Bette Davis, una diosa en Donosti
Y en 1989 vino Dios. Diosa. Bette Davis devorada por el cáncer, fumando en boquilla, embutida en un vestido negro y una pamela negra, posando con descaro a sus 81 años, hablando de su legendaria carrera, despidiendo con cajas destempladas a la maquilladora que le había puesto el festival y exigiendo que viniera una desde París para desesperación del director, Diego Galán. Al final se recluyó en su suite 415 y ya no se la vio más.
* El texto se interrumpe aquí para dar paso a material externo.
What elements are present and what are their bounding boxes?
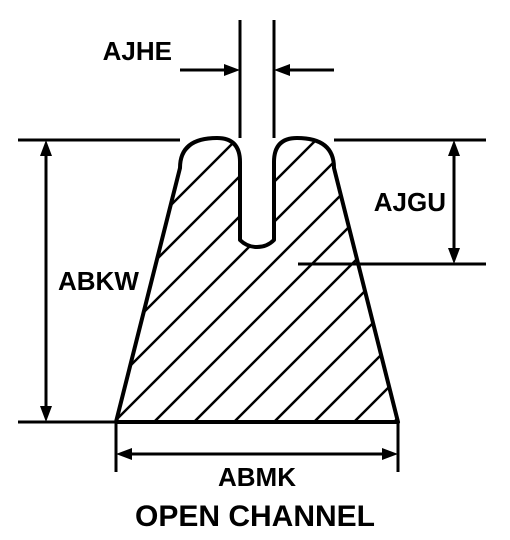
open-channel-diagram: AJHE ABKW AJGU ABMK OPEN CHANNEL [0, 0, 510, 540]
label-abmk: ABMK [218, 462, 296, 492]
caption: OPEN CHANNEL [135, 500, 375, 533]
label-ajhe: AJHE [103, 36, 172, 66]
label-ajgu: AJGU [374, 187, 446, 217]
label-abkw: ABKW [58, 266, 139, 296]
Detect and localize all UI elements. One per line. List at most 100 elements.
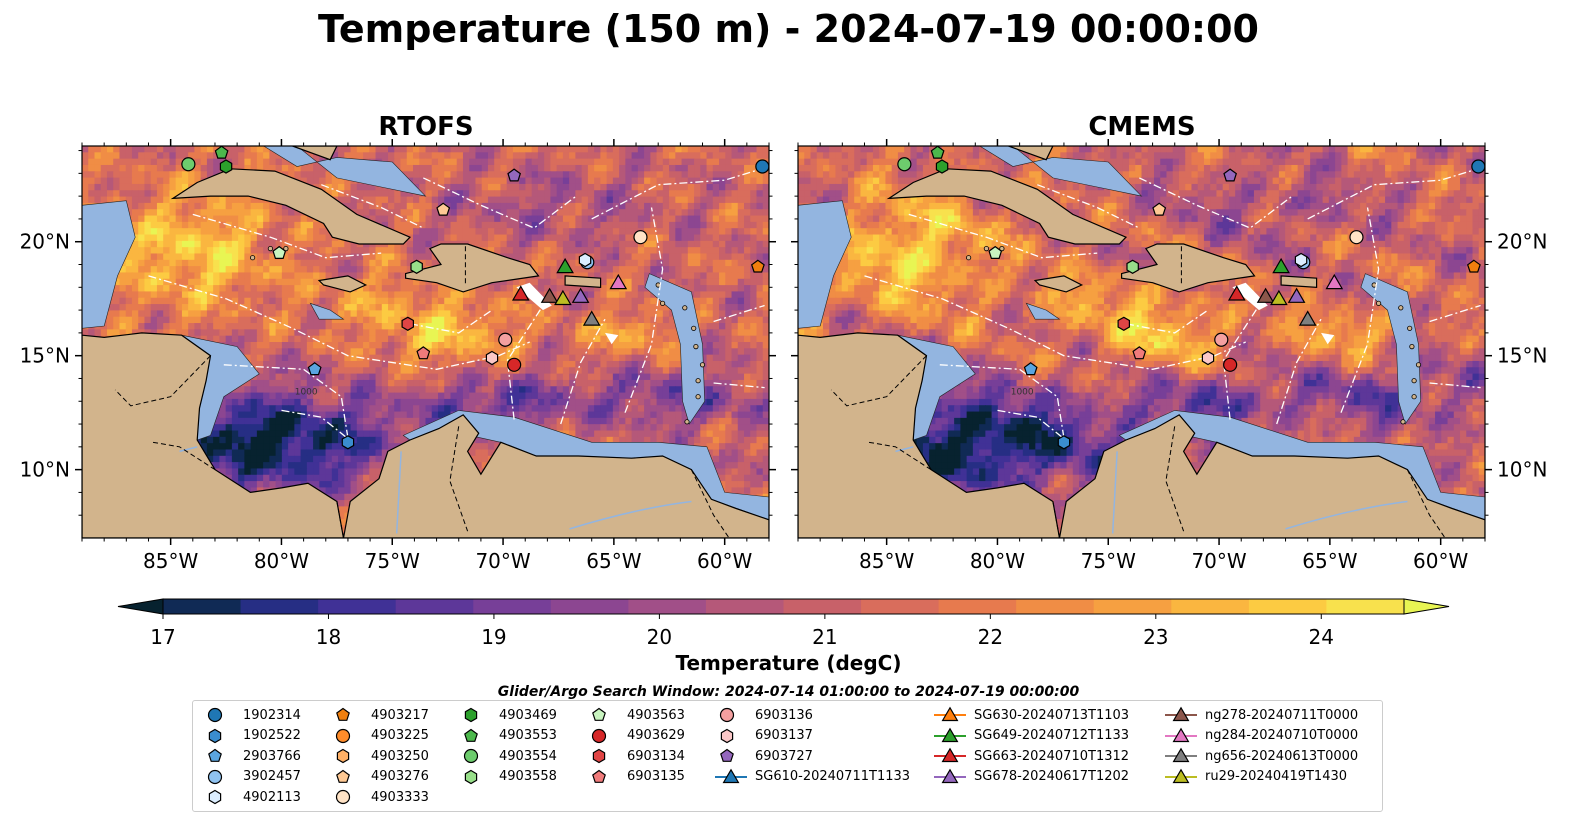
- map-frame: [81, 145, 770, 539]
- glider-track: [1232, 282, 1268, 311]
- legend-item: 4903333: [327, 787, 429, 807]
- circle-marker-icon: [199, 705, 243, 725]
- panel-title-rtofs: RTOFS: [378, 112, 474, 142]
- legend-marker: [720, 748, 734, 762]
- observation-marker: [436, 202, 451, 216]
- legend-label: 4903276: [371, 769, 429, 784]
- legend-label: SG649-20240712T1133: [974, 728, 1130, 743]
- colorbar-extend-high: [1403, 598, 1450, 615]
- eez-boundary: [1340, 207, 1380, 413]
- legend-label: SG610-20240711T1133: [755, 769, 911, 784]
- bahamas-shelf: [979, 146, 1143, 197]
- border-line: [449, 426, 469, 532]
- legend-marker: [592, 707, 606, 721]
- x-tick-label: 65°W: [1302, 549, 1357, 573]
- panel-title-cmems: CMEMS: [1088, 112, 1196, 142]
- triangle-marker-icon: [930, 705, 974, 725]
- observation-marker: [897, 157, 912, 172]
- land-puerto-rico: [564, 275, 602, 288]
- legend-item: 4903554: [455, 746, 557, 766]
- triangle-marker-icon: [1161, 726, 1205, 746]
- legend-marker: [208, 748, 222, 762]
- pentagon-marker-icon: [327, 767, 371, 787]
- legend-marker: [941, 727, 959, 742]
- x-tick-label: 70°W: [475, 549, 530, 573]
- temperature-field: [82, 146, 769, 538]
- colorbar-tick-label: 19: [481, 625, 506, 649]
- colorbar-tick-label: 22: [978, 625, 1003, 649]
- legend-label: 3902457: [243, 769, 301, 784]
- legend-marker: [207, 769, 223, 784]
- map-panel-rtofs: 1000 85°W 80°W 75°W 70°W 65°W 60°W 20°N 15°N 10°N: [20, 139, 776, 573]
- land-hispaniola: [1120, 243, 1256, 293]
- x-tick-label: 75°W: [1081, 549, 1136, 573]
- observation-marker: [1057, 435, 1071, 450]
- legend-label: 4903554: [499, 748, 557, 764]
- legend-item: 6903727: [711, 746, 813, 766]
- glider-track: [1321, 332, 1335, 345]
- observation-marker: [485, 350, 499, 366]
- border-line: [336, 501, 344, 538]
- island: [267, 246, 273, 252]
- island: [695, 394, 701, 400]
- observation-marker: [1272, 257, 1290, 274]
- legend-marker: [720, 728, 734, 743]
- eez-boundary: [713, 304, 765, 323]
- yucatan-shelf: [798, 200, 852, 329]
- observation-marker: [1349, 230, 1364, 245]
- legend-marker: [719, 707, 735, 723]
- border-line: [868, 441, 932, 471]
- legend-item: 1902522: [199, 726, 301, 746]
- hexagon-marker-icon: [583, 746, 627, 766]
- island: [691, 325, 697, 331]
- legend-item: 4903225: [327, 726, 429, 746]
- observation-marker: [1325, 273, 1344, 290]
- legend-label: ng656-20240613T0000: [1205, 748, 1359, 764]
- legend-label: SG630-20240713T1103: [974, 707, 1130, 723]
- eez-boundary: [908, 213, 1098, 259]
- legend-label: 1902314: [243, 707, 301, 723]
- contour-label: 1000: [1011, 387, 1034, 397]
- legend-label: 4903553: [499, 728, 557, 743]
- colorbar-segment: [938, 599, 1017, 614]
- observation-marker: [1294, 252, 1308, 268]
- legend-item: 6903137: [711, 726, 813, 746]
- colorbar-tick-label: 23: [1143, 625, 1168, 649]
- triangle-marker-icon: [930, 767, 974, 787]
- x-tick-label: 80°W: [254, 549, 309, 573]
- land-cuba: [170, 168, 412, 245]
- island: [684, 419, 690, 425]
- pentagon-marker-icon: [199, 746, 243, 766]
- land-south-america: [342, 414, 769, 538]
- river: [395, 451, 402, 534]
- land-jamaica: [1033, 275, 1084, 293]
- pentagon-marker-icon: [455, 726, 499, 746]
- x-tick-label: 75°W: [365, 549, 420, 573]
- observation-marker: [755, 159, 769, 174]
- eez-boundary: [591, 165, 769, 220]
- y-tick-label: 15°N: [1497, 344, 1547, 368]
- legend-item: 3902457: [199, 767, 301, 787]
- legend-marker: [592, 748, 606, 764]
- y-tick-label: 20°N: [1497, 230, 1547, 254]
- island: [965, 255, 972, 261]
- colorbar-tick-label: 17: [150, 625, 175, 649]
- observation-marker: [1126, 259, 1139, 274]
- colorbar-segment: [395, 599, 474, 614]
- hexagon-marker-icon: [711, 726, 755, 746]
- legend-item: 4903563: [583, 705, 685, 725]
- eez-boundary: [506, 298, 548, 420]
- bahamas-shelf: [263, 146, 427, 197]
- observation-marker: [1466, 259, 1481, 273]
- legend-item: 6903135: [583, 767, 685, 787]
- legend-marker: [591, 728, 607, 743]
- legend-marker: [941, 747, 959, 763]
- circle-marker-icon: [327, 787, 371, 807]
- observation-marker: [930, 146, 945, 159]
- colorbar-segment: [163, 599, 242, 614]
- land-puerto-rico: [1280, 275, 1318, 288]
- pentagon-marker-icon: [711, 746, 755, 766]
- pedro-bank: [309, 302, 345, 320]
- observation-marker: [1227, 285, 1246, 301]
- legend-marker: [941, 706, 959, 722]
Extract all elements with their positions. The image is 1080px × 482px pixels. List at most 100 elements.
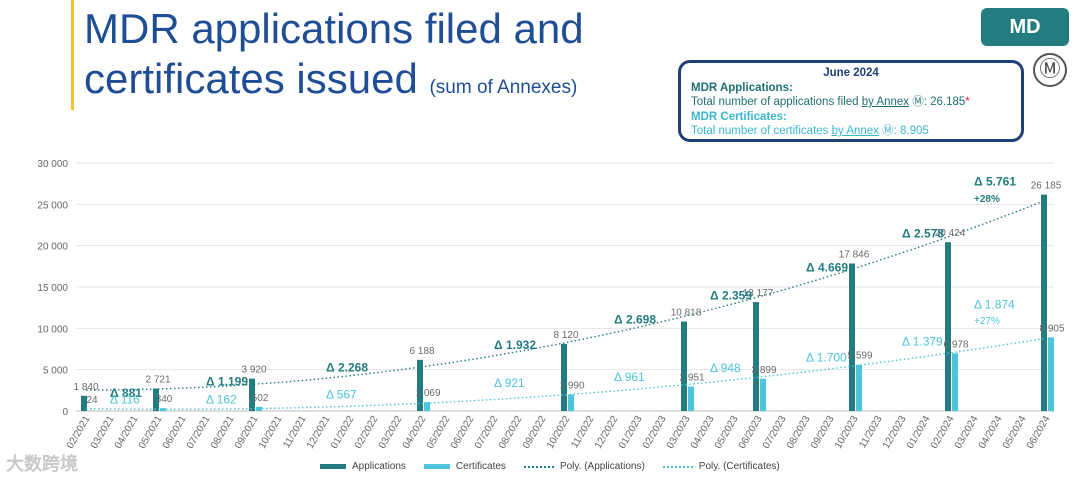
delta-annotation-applications: Δ 881	[110, 386, 142, 400]
chart-legend: Applications Certificates Poly. (Applica…	[320, 461, 780, 472]
bar-certificates	[952, 353, 958, 411]
applications-annex-icon: Ⓜ	[912, 96, 924, 108]
delta-annotation-applications: Δ 2.359	[710, 288, 752, 302]
summary-title: June 2024	[823, 67, 879, 79]
delta-annotation-applications: Δ 4.669	[806, 260, 848, 274]
data-label-certificates: 1 990	[559, 381, 584, 392]
bar-certificates	[1048, 337, 1054, 411]
certificates-value: : 8.905	[893, 125, 929, 137]
delta-annotation-certificates: Δ 948	[710, 361, 741, 375]
bar-applications	[561, 343, 567, 411]
data-label-applications: 8 120	[553, 330, 578, 341]
legend-swatch-poly-applications	[523, 465, 554, 468]
bar-certificates	[856, 364, 862, 411]
applications-label: MDR Applications:	[691, 81, 793, 94]
bar-certificates	[688, 386, 694, 411]
y-tick-label: 10 000	[37, 324, 68, 335]
legend-item-poly-applications: Poly. (Applications)	[523, 461, 645, 472]
y-tick-label: 30 000	[37, 159, 68, 170]
y-tick-label: 0	[62, 407, 68, 418]
title-line-1: MDR applications filed and	[84, 5, 584, 52]
data-label-applications: 13 177	[743, 288, 774, 299]
data-label-applications: 20 424	[935, 228, 966, 239]
bar-applications	[681, 321, 687, 411]
title-line-2-text: certificates issued	[84, 55, 418, 102]
legend-swatch-poly-certificates	[662, 465, 693, 468]
legend-swatch-certificates	[423, 464, 450, 469]
certificates-line: Total number of certificates by Annex Ⓜ:…	[691, 124, 1011, 139]
trendline-certificates	[85, 337, 1047, 410]
bar-certificates	[568, 394, 574, 411]
bar-applications	[1041, 194, 1047, 411]
delta-annotation-applications: Δ 5.761	[974, 174, 1016, 188]
bar-applications	[417, 359, 423, 411]
legend-item-poly-certificates: Poly. (Certificates)	[662, 461, 780, 472]
applications-line: Total number of applications filed by An…	[691, 95, 1011, 110]
summary-box: June 2024 MDR Applications: Total number…	[678, 60, 1024, 142]
data-label-certificates: 2 951	[679, 373, 704, 384]
x-tick-label: 06/2024	[1025, 414, 1053, 451]
bar-certificates	[424, 402, 430, 411]
bar-applications	[153, 388, 159, 411]
data-label-certificates: 6 978	[943, 339, 968, 350]
md-badge: MD	[981, 8, 1069, 46]
delta-annotation-certificates: Δ 921	[494, 376, 525, 390]
delta-annotation-certificates: Δ 961	[614, 370, 645, 384]
accent-bar	[71, 0, 74, 110]
data-label-applications: 26 185	[1031, 181, 1062, 192]
applications-footnote-star: *	[965, 96, 970, 108]
data-label-certificates: 1 069	[415, 388, 440, 399]
y-tick-label: 5 000	[43, 366, 68, 377]
certificates-annex-link[interactable]: by Annex	[831, 125, 879, 137]
delta-annotation-certificates: Δ 1.874	[974, 297, 1015, 311]
bar-certificates	[760, 378, 766, 411]
data-label-certificates: 3 899	[751, 365, 776, 376]
legend-label-certificates: Certificates	[455, 461, 506, 472]
data-label-applications: 10 818	[671, 308, 702, 319]
delta-annotation-applications: Δ 2.268	[326, 360, 368, 374]
data-label-certificates: 502	[252, 393, 269, 404]
data-label-certificates: 5 599	[847, 351, 872, 362]
data-label-applications: 1 840	[73, 382, 98, 393]
y-tick-label: 15 000	[37, 283, 68, 294]
delta-annotation-certificates: Δ 162	[206, 393, 237, 407]
legend-item-certificates: Certificates	[423, 461, 506, 472]
page-title: MDR applications filed and certificates …	[84, 4, 584, 113]
data-label-applications: 17 846	[839, 249, 870, 260]
certificates-annex-icon: Ⓜ	[882, 125, 894, 137]
data-label-certificates: 8 905	[1039, 323, 1064, 334]
certificates-text: Total number of certificates	[691, 125, 832, 137]
bar-applications	[753, 302, 759, 411]
data-label-applications: 3 920	[241, 365, 266, 376]
delta-annotation-applications: Δ 2.578	[902, 226, 944, 240]
delta-annotation-certificates: Δ 1.700	[806, 350, 847, 364]
bar-applications	[81, 395, 87, 411]
watermark-logo: 大数跨境	[6, 454, 78, 474]
bar-applications	[249, 378, 255, 411]
y-tick-label: 25 000	[37, 200, 68, 211]
bar-applications	[849, 263, 855, 411]
applications-text: Total number of applications filed	[691, 96, 862, 108]
certificates-label: MDR Certificates:	[691, 110, 787, 123]
data-label-certificates: 24	[86, 395, 98, 406]
delta-annotation-applications: Δ 2.698	[614, 312, 656, 326]
m-symbol-icon: Ⓜ	[1033, 53, 1067, 87]
legend-item-applications: Applications	[320, 461, 406, 472]
applications-value: : 26.185	[923, 96, 966, 108]
delta-annotation-applications: +28%	[974, 194, 1000, 205]
title-line-2: certificates issued (sum of Annexes)	[84, 54, 584, 113]
data-label-applications: 6 188	[409, 346, 434, 357]
bar-applications	[945, 242, 951, 411]
y-tick-label: 20 000	[37, 242, 68, 253]
delta-annotation-certificates: +27%	[974, 316, 1000, 327]
legend-swatch-applications	[320, 464, 346, 469]
delta-annotation-certificates: Δ 116	[110, 393, 140, 407]
delta-annotation-applications: Δ 1.932	[494, 338, 536, 352]
title-subtitle: (sum of Annexes)	[429, 77, 578, 98]
data-label-certificates: 340	[156, 394, 173, 405]
trendline-applications	[86, 199, 1047, 391]
delta-annotation-applications: Δ 1.199	[206, 374, 248, 388]
applications-annex-link[interactable]: by Annex	[861, 96, 910, 108]
data-label-applications: 2 721	[145, 375, 170, 386]
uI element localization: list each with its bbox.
A los pocos días viajó a París en un avión medicalizado. Murió dos semanas después de decir “adiós, Donosti”.
Aunque como dice la canción de Los Secretos: “Pero ahora todo eso pasó”. Y hace años ya que el festival, que fue el último resistente en un modelo de cercanía donde el pueblo y las estrellas se cruzaban (por ejemplo, en el bar Txepetxa comiendo anchoas, o en Aldanondo cenando un chuletón o chez Juan Mari Arzak), es otro. Las celebrities no salen de sus suites y de los restaurantes de lujo. Van rodeadas de guardaespaldas. No se las ve o se las ve con catalejos. Vienen blindadas por sabrosos contratos. Son otros tiempos, como reconoce Rebordinos: “Pese a todo, en San Sebastián todavía queda algo de eso. De repente dos invitados deciden irse a dar una vuelta por la Parte Vieja. Pero claro, van con seguridad. Antes iban tal cual, solos. Esta sociedad se ha vuelto muy agresiva, con las redes sociales, los móviles… Así que los famosos se protegen mucho, y claro, es una pena”.
El mundo ha cambiado, el cine ha cambiado, los festivales han cambiado. Este también. Las pelis siguen ahí. Las estrellas siguen ahí. Los cazadores de autógrafos siguen ahí, la alfombra roja (desde 1999 en el Kursaal) sigue ahí. Todo es lo mismo. Pero nada es igual.